The Big Omaha Experience

article orginally posted at @fotoseeds

For the past three years I’ve been allowed to join forces with Malone & Company to help with Big Omaha. If you’re from Omaha, you’ve probably never heard of Big Omaha — that’s part of what makes Omaha one of the best kept secrets. Omaha natives don’t like to boost, they typically don’t value power or image, but rather honesty, hard work, and building things that matter. It’s the kind of thing you only hear about if you ask about it. But outside of Omaha, many of the nations leading entrepreneurs of the last four years can tell you more (including several people on FastCompany‘s top 100 most creative people in business for 2012). It’s an innovative conference for tech startups and entrepreneurs. It excels are breaking down walls, building connections, and getting amazing people together who are developing new paradigms for rethinking business. I’ve often thought of it as the redemption of capitalism.

Some highlights include Charles Best (founder of Donors Choose), he was a school teacher in the Bronx who didn’t take loosing more and more funding laying down. He built a website so the dream projects of teachers could be directly connected to those who make donations with follow up stories of the direct benefit the students gained. It brought tears to my eyes several times listening to story after story of how a simple man with a dream was solving a huge systematic problem within our collapsing education system. In less than an hour of his talk, the folks at What Cheer took the open API and launched their I live in Omaha site connecting all the Donors Choose projects in Omaha.

Other highlights were Kevin Hale of WuFoo who likened new product users to dating and existing users living in a marriage.
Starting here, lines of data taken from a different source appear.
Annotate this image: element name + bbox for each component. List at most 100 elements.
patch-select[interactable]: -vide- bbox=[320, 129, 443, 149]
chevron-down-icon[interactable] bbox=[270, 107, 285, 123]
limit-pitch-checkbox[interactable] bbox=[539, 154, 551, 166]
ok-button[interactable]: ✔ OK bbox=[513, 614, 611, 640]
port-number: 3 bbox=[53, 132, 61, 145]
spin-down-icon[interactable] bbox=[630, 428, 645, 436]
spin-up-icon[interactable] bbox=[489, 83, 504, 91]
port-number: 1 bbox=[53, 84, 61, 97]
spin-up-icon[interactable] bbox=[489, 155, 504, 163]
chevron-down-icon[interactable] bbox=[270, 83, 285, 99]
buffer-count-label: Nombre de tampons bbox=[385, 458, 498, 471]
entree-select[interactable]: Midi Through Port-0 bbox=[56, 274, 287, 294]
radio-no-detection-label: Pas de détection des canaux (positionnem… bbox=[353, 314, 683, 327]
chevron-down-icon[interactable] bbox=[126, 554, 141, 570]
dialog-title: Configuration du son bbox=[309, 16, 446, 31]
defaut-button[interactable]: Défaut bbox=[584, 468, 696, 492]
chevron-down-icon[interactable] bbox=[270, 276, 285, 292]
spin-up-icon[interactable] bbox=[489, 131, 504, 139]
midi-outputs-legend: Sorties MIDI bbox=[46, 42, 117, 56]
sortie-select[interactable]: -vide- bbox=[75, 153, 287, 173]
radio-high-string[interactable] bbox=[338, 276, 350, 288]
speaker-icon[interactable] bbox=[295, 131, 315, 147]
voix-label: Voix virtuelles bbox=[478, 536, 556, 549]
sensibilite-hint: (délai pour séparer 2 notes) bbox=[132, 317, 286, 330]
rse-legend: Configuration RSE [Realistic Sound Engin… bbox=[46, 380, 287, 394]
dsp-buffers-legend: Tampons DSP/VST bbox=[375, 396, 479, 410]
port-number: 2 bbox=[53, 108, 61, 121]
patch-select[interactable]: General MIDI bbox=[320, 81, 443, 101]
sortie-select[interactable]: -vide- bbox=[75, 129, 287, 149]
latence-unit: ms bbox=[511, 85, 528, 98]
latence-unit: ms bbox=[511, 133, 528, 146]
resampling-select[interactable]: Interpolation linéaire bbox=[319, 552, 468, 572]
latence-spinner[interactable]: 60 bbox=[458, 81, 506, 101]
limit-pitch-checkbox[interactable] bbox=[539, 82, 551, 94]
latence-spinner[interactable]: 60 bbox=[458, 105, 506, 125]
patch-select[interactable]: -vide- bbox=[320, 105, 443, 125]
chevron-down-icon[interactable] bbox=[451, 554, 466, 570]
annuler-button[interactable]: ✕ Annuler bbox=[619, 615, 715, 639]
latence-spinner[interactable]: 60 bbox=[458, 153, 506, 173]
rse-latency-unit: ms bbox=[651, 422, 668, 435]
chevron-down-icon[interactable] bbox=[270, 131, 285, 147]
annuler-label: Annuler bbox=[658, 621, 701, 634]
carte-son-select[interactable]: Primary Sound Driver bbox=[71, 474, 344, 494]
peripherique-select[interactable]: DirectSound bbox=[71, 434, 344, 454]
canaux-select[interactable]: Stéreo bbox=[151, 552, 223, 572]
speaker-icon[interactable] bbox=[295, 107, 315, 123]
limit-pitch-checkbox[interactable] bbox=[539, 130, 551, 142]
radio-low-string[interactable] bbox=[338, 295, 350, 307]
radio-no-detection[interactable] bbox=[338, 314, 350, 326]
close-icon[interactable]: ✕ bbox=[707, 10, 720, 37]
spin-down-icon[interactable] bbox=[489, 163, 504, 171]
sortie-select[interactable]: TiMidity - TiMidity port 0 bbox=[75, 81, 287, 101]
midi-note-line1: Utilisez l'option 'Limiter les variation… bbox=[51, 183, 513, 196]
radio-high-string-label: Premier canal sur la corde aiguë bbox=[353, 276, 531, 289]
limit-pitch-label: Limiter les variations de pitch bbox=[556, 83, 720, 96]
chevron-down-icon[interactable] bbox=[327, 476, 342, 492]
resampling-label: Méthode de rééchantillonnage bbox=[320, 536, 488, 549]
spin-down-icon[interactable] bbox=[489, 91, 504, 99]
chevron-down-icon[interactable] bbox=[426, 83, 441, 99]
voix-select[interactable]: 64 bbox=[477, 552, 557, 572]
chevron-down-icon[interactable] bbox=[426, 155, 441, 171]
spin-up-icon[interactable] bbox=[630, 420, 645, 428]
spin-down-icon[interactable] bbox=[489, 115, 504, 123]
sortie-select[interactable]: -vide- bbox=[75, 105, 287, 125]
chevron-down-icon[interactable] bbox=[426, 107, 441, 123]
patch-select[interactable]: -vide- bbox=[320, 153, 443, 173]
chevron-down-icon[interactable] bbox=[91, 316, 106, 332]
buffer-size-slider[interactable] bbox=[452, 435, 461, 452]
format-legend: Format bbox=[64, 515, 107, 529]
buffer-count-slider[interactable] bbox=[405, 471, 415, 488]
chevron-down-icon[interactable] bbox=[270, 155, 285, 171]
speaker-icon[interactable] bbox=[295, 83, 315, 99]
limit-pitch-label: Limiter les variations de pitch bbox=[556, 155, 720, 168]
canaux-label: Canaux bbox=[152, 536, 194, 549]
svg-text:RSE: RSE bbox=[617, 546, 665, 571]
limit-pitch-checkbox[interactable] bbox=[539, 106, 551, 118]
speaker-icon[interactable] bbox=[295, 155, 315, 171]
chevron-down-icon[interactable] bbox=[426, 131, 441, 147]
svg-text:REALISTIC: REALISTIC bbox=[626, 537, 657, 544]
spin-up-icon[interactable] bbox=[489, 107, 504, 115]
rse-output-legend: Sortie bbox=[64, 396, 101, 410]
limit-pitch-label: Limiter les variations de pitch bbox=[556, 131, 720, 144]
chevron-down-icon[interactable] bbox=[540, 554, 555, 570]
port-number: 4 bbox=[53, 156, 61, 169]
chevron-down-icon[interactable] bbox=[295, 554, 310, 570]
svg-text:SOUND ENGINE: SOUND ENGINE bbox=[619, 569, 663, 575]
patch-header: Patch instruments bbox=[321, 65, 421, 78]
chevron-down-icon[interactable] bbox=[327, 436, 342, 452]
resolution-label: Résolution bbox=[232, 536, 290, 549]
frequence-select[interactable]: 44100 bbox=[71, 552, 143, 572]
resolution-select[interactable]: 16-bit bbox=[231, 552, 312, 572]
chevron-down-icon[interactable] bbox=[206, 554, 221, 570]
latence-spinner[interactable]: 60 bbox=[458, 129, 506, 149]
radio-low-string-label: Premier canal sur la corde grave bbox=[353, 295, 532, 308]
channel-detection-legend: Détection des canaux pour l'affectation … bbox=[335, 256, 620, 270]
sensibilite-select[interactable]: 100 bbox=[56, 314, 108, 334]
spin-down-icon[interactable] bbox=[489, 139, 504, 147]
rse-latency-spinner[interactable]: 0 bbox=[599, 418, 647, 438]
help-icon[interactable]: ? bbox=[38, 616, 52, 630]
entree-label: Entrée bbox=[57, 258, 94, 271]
He pulled out research of John Gottman who can predict weather a couple will last or not (whom I’ve been a fan for many years dating back to my conflict mediator days — his work is the basis for my article, Simple Steps to Fighting Fair) to show how solving conflict within marriages helps your existing client base. Brilliant, right? I also became a fan of Jim McKelvey from Square, Philip Rosedale of Coffee & Power, the founder of Second Life, and Yael Cohen of F Cancer. Take the time to keep tabs on these people because they are changing our world.

It’s all put together by the folks at Silicon Prairie News, who kindly wrote a little feature showing what it really takes to document all the excitement of the days events. Big Omaha is was an amazing portrait of what a small number of people can do together. I can’t wait to do it all over again next year!